If the person is unwilling to seek the required inpatient care, it becomes a case of involuntary commitment. The person is placed in a 72-hour hold at the medical center, the county attorney is notified and a court hearing is scheduled. Such cases require more of the mental health professional's time, including additional paperwork and appearing in court, before the person is sent for treatment.
Preventing mental health crises
Public health officials have sought not only to plan for emergency-room response, but to point people with mental health issues to other resources before they reach that crisis stage. The goal, called diversion, seeks both to reduce the load on limited resources and to improve people's wellbeing.
Part of diversion, Fantozzi said, is informing the public about what mental health or related resources exist locally. In addition to the behavioral health network, and in recognition of the high correlation between substance abuse and mental health issues, she will refer people, when appropriate, to Flathead Valley Chemical Dependency, Celebrate Recovery and local chapters of Alcoholics Anonymous and Narcotics Anonymous.

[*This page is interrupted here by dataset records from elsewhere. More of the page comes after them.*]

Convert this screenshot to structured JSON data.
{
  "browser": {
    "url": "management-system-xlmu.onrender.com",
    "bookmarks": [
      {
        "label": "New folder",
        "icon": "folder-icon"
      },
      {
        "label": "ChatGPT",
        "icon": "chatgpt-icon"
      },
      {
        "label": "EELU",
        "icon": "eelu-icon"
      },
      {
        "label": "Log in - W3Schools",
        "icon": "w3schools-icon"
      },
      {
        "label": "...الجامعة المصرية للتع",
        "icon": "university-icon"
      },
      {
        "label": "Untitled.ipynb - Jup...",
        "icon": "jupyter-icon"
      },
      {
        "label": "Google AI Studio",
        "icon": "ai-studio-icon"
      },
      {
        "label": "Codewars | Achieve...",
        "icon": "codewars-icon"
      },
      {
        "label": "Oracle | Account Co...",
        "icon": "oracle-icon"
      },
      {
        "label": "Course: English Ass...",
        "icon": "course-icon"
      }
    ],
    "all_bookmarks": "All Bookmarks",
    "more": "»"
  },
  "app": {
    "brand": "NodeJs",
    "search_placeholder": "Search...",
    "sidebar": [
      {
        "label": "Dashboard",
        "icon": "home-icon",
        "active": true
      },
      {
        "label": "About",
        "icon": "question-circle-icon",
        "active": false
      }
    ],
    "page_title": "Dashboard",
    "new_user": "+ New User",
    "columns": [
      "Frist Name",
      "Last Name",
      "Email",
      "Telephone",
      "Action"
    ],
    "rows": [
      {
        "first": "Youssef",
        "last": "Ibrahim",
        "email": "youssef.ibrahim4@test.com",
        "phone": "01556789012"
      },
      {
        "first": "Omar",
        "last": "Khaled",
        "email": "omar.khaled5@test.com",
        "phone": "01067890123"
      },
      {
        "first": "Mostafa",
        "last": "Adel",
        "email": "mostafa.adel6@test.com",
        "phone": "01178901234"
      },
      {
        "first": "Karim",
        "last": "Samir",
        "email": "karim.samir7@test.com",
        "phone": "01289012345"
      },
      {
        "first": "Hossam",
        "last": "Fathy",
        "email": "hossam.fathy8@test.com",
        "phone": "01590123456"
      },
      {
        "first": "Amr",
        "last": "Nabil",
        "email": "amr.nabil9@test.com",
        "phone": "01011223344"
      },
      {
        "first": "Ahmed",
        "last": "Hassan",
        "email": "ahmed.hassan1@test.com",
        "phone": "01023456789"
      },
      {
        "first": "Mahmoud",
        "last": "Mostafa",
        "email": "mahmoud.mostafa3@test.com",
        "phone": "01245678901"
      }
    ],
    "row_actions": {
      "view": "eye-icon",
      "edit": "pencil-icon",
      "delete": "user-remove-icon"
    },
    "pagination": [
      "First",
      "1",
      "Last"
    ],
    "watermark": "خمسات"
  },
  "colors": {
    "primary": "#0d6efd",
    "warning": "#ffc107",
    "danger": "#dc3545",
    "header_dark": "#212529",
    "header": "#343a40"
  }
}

Another part of diversion is training people how to spot potential mental health issues in others. To that end, Fantozzi established a county-funded Mental Health First Aid program, outside the behavioral health network, after she was trained and certified earlier this year to teach it.
The first training, held April 30, went "fabulous," Fantozzi said. Seventeen county employees -- including sheriff's deputies, public health staff and a county commissioner -- attended the eight-hour course, took the quiz at the end and were certified for three years.
Mental Health First Aid training enables people to recognize when someone might be showing early signs of a mental health crisis or suicidal behavior, Fantozzi said. Those who receive the training now know what to say, what to ask, how to listen and how to help that person get help, she said.
"You want to help people in the early stages of illness find help before it gets to a point where it's affected their ability to live, laugh and love," Fantozzi said.
The Mental Health First Aid website at http://www.mentalhealthfirstaid.org lists numerous studies of the program's efficacy. One study from earlier this year, funded by the National Health and Medical Research Council in Australia, where the program was created, found it to be "a noteworthy contribution to improving the lives of people with mental health problems."